Tips For Selecting the Perfect Chocolate Mousse Ingredients
What is Mousse?
Mousse is a sweet or savoury dish that can be made in many ways like a cake, the ingredients can vastly alter the final outcome of the mousse – especially for a choc mousse cake.
A sweet mousse is usually served chilled, semi-frozen, or even frozen to have a texture similar to ice cream. Depending on how the mousse is made, mousse is usually fluffy in texture like shaving cream or can be on the dense side but still can be fluffy when eaten.
The best aspect of sweet mousse is that there are many flavour combos you can create and the combinations of flavours are exciting to make, not only to you but your taste buds as well!
Chocolate Mousse Cake Ingredients
There are many ways to create chocolate mousse but these are the typical chocolate mousse cake ingredients I use:
Chocolate (pick your favourite)
Heavy cream (minimum 35% fat)
Full cream milk (lactose-free can be used as well)
Gelatin powder (200+ bloom strength) or gelatin leafs
If you noticed, I do not use egg whites in my mousse, this is not ideal as my mousse cakes go through a freezing process. Eliminating egg whites is not a deal-breaker as the egg whites give the chocolate mousse a fluffier texture.
(Also read this: Cosmos: Cookies n Cream Mousse Cake is Born)
The Chocolate Selection
Chocolate plays a huge role in the flavour and texture of your mousse cake. Here’s the good news, in my experience and research, you can technically not go wrong with the chocolate you select, whether it’s milk, dark or white chocolate. Pick your favourite and the flavour will come through, for example: if you like Cadbury’s traditional milk chocolate, go for it!
Some of the chocolate I use in my Dark Chocolate mousse cake and White chocolate mousse cake is:
Tip 1: Keep in mind some chocolate melts and burn easier than others if melting at a high temperature. One common reason why your chocolate is burning is that the cocoa butter separates from the chocolate, crystalises and burns. Chocolate melts between 40 - 55 degrees Celcius.
Tip 2: Under no circumstances that water or any type of moisture should get in contact with your chocolate.

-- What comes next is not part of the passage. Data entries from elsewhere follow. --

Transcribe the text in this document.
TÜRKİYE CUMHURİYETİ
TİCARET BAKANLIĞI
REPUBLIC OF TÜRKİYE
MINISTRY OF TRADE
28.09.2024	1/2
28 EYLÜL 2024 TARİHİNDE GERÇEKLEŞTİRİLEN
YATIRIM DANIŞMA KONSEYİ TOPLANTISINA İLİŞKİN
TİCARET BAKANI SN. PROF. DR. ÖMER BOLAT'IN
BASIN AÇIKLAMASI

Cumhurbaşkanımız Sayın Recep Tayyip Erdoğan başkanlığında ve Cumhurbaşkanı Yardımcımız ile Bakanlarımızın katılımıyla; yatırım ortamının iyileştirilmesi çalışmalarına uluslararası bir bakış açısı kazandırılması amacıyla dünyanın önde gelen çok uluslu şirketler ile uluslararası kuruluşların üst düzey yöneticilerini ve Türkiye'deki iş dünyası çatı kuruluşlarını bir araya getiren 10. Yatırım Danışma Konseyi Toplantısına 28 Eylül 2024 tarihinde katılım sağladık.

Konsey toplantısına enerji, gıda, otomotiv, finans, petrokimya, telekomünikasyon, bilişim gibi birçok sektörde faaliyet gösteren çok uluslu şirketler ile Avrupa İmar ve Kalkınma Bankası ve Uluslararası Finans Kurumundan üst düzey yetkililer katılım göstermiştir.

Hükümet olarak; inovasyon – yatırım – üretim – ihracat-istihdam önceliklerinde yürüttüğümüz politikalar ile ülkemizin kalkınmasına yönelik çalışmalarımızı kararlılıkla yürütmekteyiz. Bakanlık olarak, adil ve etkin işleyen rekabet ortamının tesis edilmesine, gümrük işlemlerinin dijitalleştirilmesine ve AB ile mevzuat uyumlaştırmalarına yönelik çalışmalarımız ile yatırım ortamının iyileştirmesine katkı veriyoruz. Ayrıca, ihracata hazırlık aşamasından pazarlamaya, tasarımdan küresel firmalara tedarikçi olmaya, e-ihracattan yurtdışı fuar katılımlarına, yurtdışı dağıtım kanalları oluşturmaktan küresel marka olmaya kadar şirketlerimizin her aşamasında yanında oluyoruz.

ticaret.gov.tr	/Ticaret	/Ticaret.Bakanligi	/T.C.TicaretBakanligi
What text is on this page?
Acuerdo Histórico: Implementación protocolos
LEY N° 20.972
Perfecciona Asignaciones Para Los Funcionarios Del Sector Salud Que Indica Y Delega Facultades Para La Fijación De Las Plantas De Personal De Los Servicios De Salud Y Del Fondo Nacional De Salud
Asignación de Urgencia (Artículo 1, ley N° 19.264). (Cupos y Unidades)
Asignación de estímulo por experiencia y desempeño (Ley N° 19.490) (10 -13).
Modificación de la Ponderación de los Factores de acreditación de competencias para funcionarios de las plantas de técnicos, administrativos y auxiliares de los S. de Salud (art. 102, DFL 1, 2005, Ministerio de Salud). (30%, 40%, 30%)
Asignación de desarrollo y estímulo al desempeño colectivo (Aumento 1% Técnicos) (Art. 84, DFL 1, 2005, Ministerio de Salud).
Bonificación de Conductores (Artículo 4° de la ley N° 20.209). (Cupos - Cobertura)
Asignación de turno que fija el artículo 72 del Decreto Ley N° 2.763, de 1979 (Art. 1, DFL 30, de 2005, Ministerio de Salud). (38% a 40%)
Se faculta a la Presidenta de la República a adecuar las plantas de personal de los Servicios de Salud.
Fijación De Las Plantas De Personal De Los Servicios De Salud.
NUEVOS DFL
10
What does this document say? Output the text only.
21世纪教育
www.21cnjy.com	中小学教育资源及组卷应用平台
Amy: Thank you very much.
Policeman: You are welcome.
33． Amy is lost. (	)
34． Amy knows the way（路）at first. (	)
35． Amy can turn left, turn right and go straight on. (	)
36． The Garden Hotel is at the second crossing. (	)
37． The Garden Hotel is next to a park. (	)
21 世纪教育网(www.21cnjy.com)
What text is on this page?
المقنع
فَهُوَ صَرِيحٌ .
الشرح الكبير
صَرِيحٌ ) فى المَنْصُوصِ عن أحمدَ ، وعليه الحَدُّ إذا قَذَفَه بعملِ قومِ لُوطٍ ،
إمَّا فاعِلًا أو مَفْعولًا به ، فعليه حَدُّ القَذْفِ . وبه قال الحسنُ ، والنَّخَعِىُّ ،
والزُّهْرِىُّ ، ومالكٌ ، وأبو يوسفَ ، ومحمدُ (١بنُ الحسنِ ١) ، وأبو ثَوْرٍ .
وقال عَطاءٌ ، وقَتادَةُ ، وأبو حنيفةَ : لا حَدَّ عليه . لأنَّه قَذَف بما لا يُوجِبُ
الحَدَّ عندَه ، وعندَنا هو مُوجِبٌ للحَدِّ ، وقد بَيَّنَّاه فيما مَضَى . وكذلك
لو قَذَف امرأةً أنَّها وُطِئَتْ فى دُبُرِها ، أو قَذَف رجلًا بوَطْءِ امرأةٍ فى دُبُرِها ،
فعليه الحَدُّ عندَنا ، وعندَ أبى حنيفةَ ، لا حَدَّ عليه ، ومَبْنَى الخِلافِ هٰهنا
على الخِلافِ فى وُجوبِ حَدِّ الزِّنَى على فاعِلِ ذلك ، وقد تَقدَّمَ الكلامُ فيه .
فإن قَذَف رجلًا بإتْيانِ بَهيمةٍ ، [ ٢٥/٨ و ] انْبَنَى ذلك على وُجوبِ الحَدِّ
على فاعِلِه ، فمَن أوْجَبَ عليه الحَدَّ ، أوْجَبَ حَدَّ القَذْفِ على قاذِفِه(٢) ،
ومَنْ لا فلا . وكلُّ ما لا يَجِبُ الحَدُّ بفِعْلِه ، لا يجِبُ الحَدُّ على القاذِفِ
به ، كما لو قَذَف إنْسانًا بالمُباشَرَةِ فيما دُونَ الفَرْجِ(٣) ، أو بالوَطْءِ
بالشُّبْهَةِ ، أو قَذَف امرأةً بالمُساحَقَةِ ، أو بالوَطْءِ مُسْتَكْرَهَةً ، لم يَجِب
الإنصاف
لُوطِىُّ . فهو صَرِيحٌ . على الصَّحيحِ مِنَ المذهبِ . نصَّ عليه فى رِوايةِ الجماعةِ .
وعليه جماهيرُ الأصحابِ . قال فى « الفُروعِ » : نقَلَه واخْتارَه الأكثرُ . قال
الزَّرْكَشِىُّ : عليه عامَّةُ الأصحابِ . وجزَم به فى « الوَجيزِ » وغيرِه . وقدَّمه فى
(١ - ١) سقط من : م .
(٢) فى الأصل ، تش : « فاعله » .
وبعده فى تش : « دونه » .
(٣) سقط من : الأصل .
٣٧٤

This will cause your chocolate to seize and there is no saving it! You either eat it or throw it out.
The Cream Selection
Use only heavy (some may label it as ‘thickened’) cream with a minimum of 35% fat content. Lactose-free can be used as well.
Tip: Using any cream under 35% fat, such as light cream will cause problems with your choc mousse cake as these creams have a higher water content thus the chocolate and other ingredients will not combine together and will curdle.
The Milk Selection
Milk shares similar reasons with cream. Use full cream milk rather than any type of milk such as light or soy as the fat content is lower.
Tip: Lactose-free full cream milk can be used
The Gelatin Selection
I personally use McKenzie's Gelatine Powder (bloom strength 210-230) or McKenzie's Gelatine Leaves (bloom strength 220-260). But any gelatin with the same bloom strength can be used.
Tip: You can bloom powdered gelatin in cold full cream milk instead of cold water. This is to reduce the water content in my chocolate mousse cake.
The Sugar Selection
Any brand of caster sugar works best as it dissolves easily, try to avoid powdered sugar (sometimes called confectioners’ sugar). You can use standard granulated sugar if you wish
Tip: Sugar can be optional depending on how much chocolate and what type of chocolate you use in your mousse. I personally use 60g of caster sugar with 280g of 45% dark chocolate but I don’t use sugar with my white chocolate.
That’s a Wrap
This blog is to inform the basic and needed ingredients to create a smooth chocolate mousse cake. There are many other chocolate mousse cake ingredients that can supplement these ingredients but for now, have fun with the base ingredients!